Unfortunately my back is now the big concern. I had tests a few weeks ago to get to the bottom of the latest round of symptoms. It turns out I have a badly bulging disc – L4 – which pings on the nerve, which creates an almost electric pain and incredible stiffness in my back and shooting down my buttock and leg. At it’s worse it is very painful and quite incapacitating.
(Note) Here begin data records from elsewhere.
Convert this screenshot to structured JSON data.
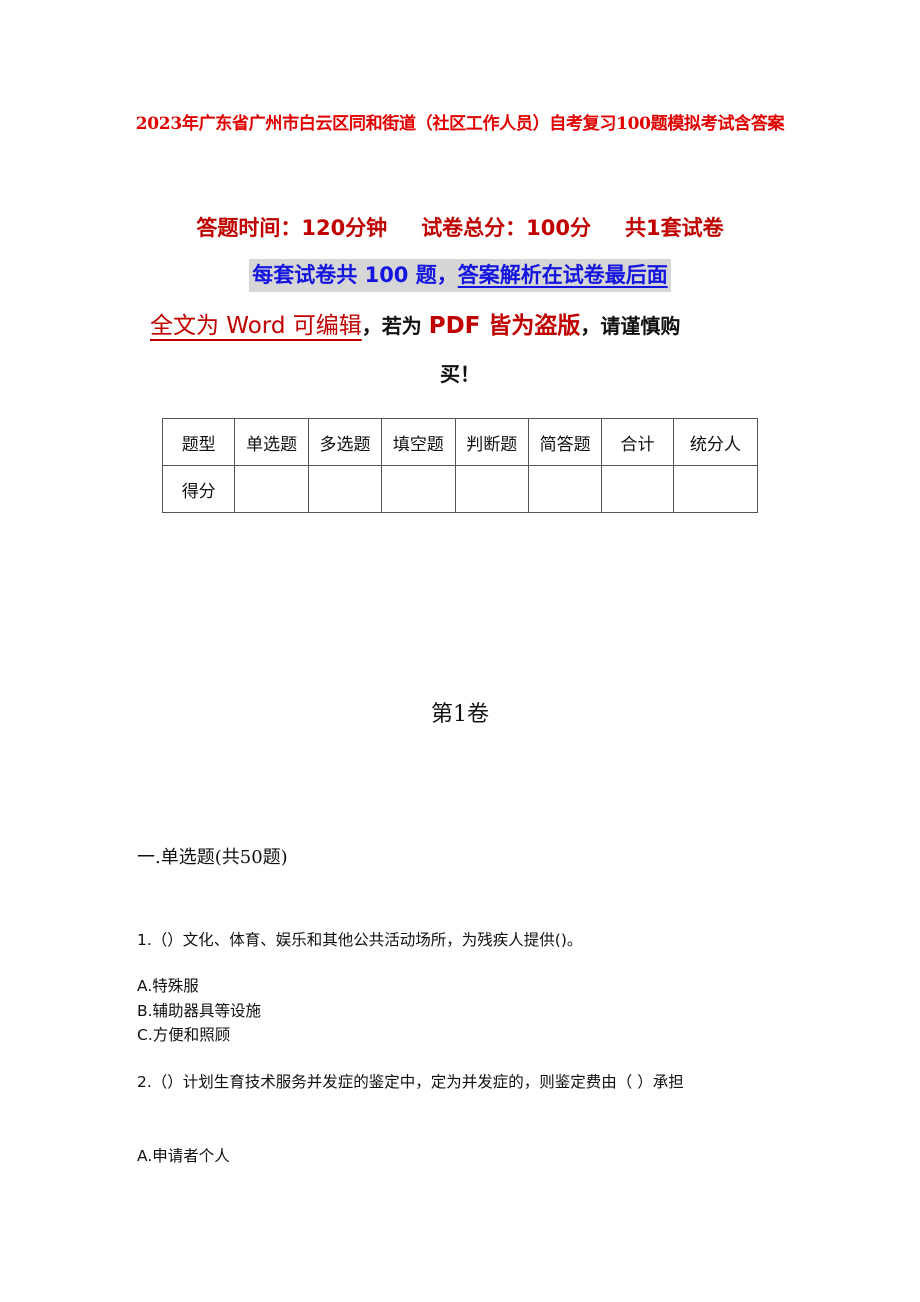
{
  "document": {
    "title": "2023年广东省广州市白云区同和街道（社区工作人员）自考复习100题模拟考试含答案",
    "info": {
      "time_label": "答题时间：120分钟",
      "score_label": "试卷总分：100分",
      "sets_label": "共1套试卷"
    },
    "banner": {
      "part1": "每套试卷共 100 题，",
      "part2": "答案解析在试卷最后面"
    },
    "notice": {
      "red_underlined": "全文为 Word 可编辑",
      "comma1": "，",
      "black1": "若为 ",
      "red_bold": "PDF 皆为盗版",
      "comma2": "，",
      "black2": "请谨慎购",
      "line2": "买！"
    },
    "score_table": {
      "header": [
        "题型",
        "单选题",
        "多选题",
        "填空题",
        "判断题",
        "简答题",
        "合计",
        "统分人"
      ],
      "row": [
        "得分",
        "",
        "",
        "",
        "",
        "",
        "",
        ""
      ]
    },
    "volume_title": "第1卷",
    "part_title": "一.单选题(共50题)",
    "questions": [
      {
        "text": "1.（）文化、体育、娱乐和其他公共活动场所，为残疾人提供()。",
        "options": [
          "A.特殊服",
          "B.辅助器具等设施",
          "C.方便和照顾"
        ]
      },
      {
        "text": "2.（）计划生育技术服务并发症的鉴定中，定为并发症的，则鉴定费由（  ）承担",
        "options": [
          "A.申请者个人"
        ]
      }
    ]
  }
}
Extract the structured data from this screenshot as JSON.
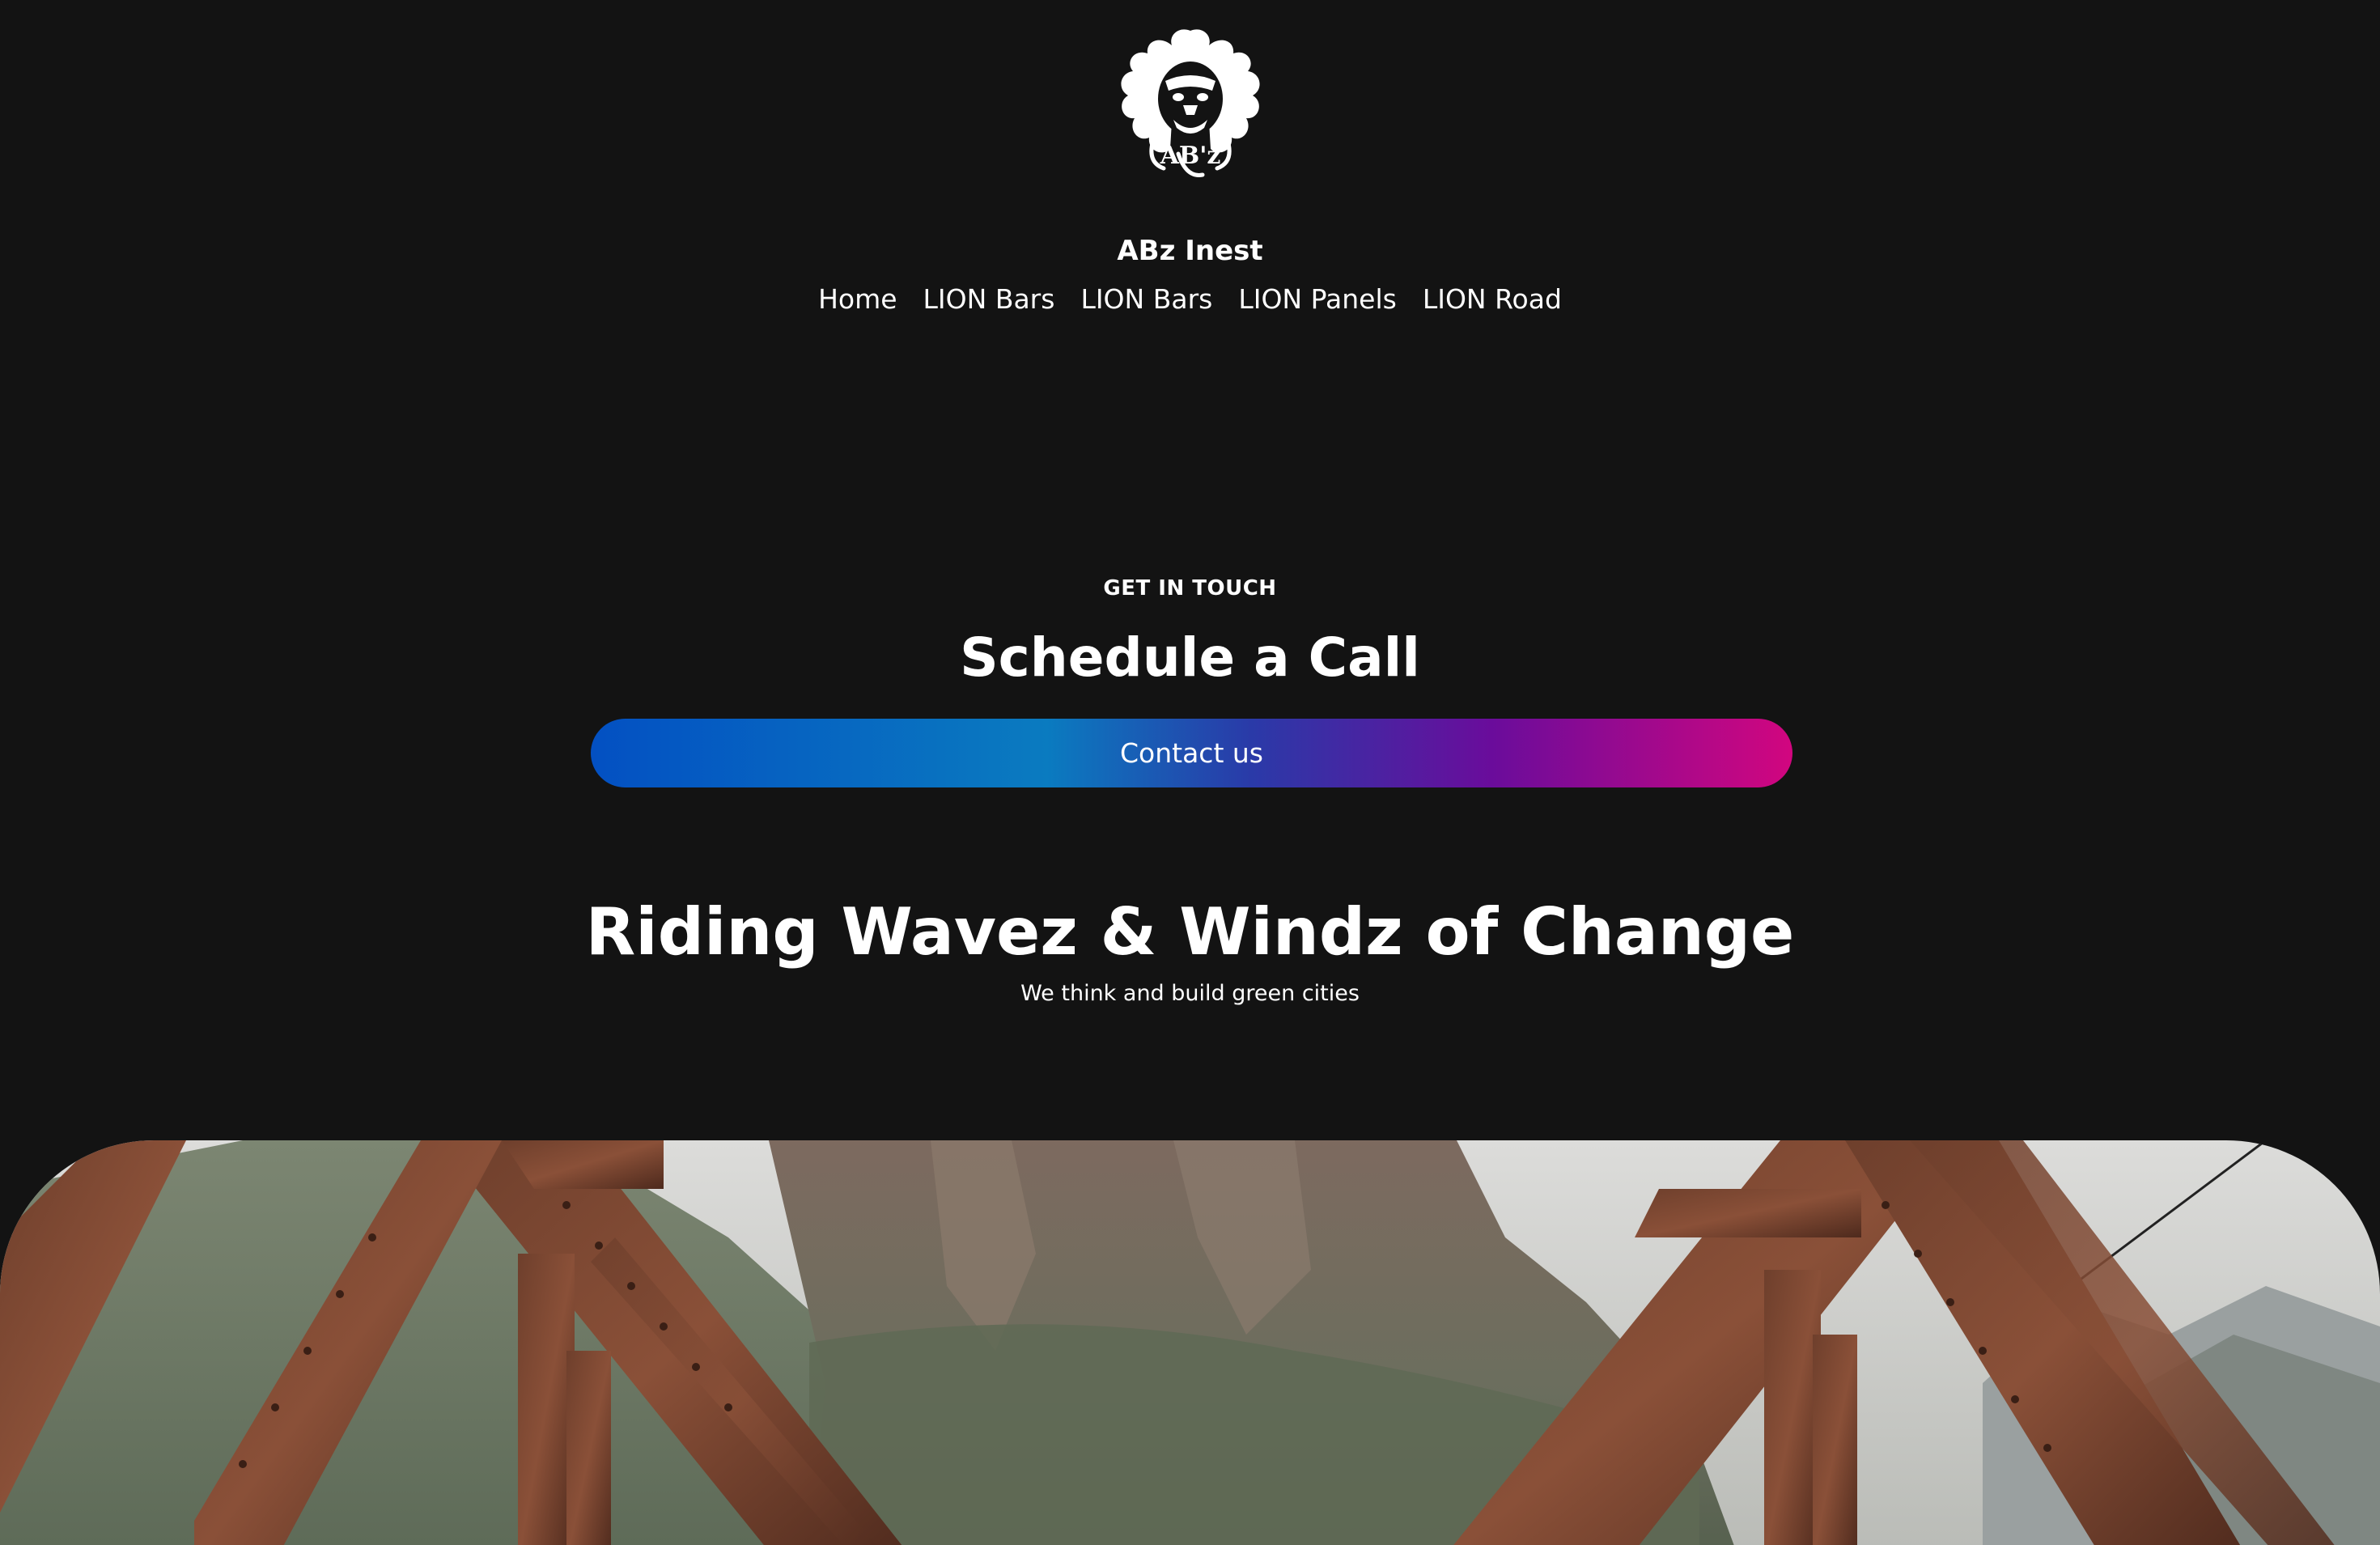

Most mornings I get up and I’m bent over like a very old man. With every step I feel it; even in bed and still it troubles me. I’m seeing both a physio and an osteopath to get it right. I’m doing exercises to cure the core muscles, and have learned some interesting things along the way – that, like a lot of footballers, my obliques are so strong that they have taken over and the core muscles beneath wasted away – a variation on OP. Ever since I was a kid I’ve been told about posture: well it turns out I’m too upright, that literally and possibly figuratively I look down my nose. I’ve been told to loosen it up.
All this I am doing but there seems no improvement, and as anyone who has ever suffered from lower back pain will tell you this is difficult to live with.
I trust I will overcome this, though I don’t think it will be soon. I’m tired of all this, but there is little I can do beyond what I am already. I just want to get to where I was, and to have trust again
in my body and the confidence to live life on my terms, without constraint.